The inspiration for idea was to develop the high end algorithms, control laws and hardware to perform specified tasks as well as switching decisions by communicating with other group members. For example, Control was developed based on Hydrodynamics models (where swarm is assumed as an incompressible fluid, which is again interdisciplinary), and algorithm for task allocation without communication..
Another similar project is underway at the Laboratory of Intelligent systems at EPFL, Switzerland. The project focuses on the evolutionary dynamics of fixed and adaptive mechanisms from both an engineering and a biological perspective. The aim is to reveal the complexities arising from multiple agent interactions, development of distributed control algorithms and comparing with the engineering explainations for the colonial traits observed in ants, bees etc.
Amid research, they developed a framework based on artificial neural networks for modeling task allocation which includes workers’ behavioral flexibility to stimulus and colony response to varying stimuli. The bio-inspired models create a new perspective to the task completion in teams by agent swapping. Similarly, in other domains of team work, bio-inspired theories help in the invention of new models.
The above examples are presented to emphasize the fact that there are lots of theories still untouched in nature which can be applied to any domain.
There are numerous examples in nature where things have structural flexibility like leaves, skin etc. Along similar lines, researchers have developed soft actuators/sensors which are fabricated on a flexible sheet at the Wyss Laboratory in Harvard. One of the uses of actuator/sensor is to calculate the stretching of material on which it is mounted. Another example is in the improvement in communication protocols for communication between machines working collectively.
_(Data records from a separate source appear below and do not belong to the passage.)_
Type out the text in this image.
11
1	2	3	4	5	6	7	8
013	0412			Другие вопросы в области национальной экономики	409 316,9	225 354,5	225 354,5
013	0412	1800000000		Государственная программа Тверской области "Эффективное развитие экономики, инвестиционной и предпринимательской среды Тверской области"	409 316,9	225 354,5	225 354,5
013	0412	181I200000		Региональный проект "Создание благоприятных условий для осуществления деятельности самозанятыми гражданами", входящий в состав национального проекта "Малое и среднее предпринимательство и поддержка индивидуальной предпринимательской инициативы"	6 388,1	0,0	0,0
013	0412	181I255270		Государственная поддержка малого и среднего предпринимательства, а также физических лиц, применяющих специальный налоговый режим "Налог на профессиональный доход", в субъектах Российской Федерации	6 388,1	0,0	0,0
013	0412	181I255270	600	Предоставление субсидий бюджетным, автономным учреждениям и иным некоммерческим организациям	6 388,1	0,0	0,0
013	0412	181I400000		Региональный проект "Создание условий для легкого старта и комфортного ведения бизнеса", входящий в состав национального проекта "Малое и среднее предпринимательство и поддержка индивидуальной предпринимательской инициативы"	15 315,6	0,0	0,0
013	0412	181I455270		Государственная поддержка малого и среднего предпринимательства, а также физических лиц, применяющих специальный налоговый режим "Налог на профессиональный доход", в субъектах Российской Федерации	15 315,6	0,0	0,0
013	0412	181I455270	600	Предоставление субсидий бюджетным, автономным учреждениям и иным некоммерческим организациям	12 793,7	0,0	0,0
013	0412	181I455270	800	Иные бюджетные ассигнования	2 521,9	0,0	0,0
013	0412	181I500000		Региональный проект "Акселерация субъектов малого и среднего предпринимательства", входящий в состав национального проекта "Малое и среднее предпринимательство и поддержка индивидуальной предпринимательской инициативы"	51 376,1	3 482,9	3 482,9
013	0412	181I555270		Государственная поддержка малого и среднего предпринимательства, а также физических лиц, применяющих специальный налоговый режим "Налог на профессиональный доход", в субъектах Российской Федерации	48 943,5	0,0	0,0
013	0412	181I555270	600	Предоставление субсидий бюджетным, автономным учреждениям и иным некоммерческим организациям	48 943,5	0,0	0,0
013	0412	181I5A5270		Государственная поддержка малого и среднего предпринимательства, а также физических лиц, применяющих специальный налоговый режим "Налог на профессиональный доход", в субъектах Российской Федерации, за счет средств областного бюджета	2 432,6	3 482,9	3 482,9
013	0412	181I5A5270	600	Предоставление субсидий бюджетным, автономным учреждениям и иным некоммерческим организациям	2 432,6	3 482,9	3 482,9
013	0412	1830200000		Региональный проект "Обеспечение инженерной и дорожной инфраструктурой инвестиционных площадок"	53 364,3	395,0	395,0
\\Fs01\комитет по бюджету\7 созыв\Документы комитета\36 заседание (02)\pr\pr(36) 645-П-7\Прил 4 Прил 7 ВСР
New mathematical models are developed for spatial relationship to indentify the relative position in the dynamic systems. Similarly, a new class of algorithms, inspired by swarm intelligence, is currently being developed that can potentially solve numerous problems in communication networks like increasing network size, rapidly changing topology, and complexity.
As mentioned earlier, there is no end to learning from nature … and the quest will go on.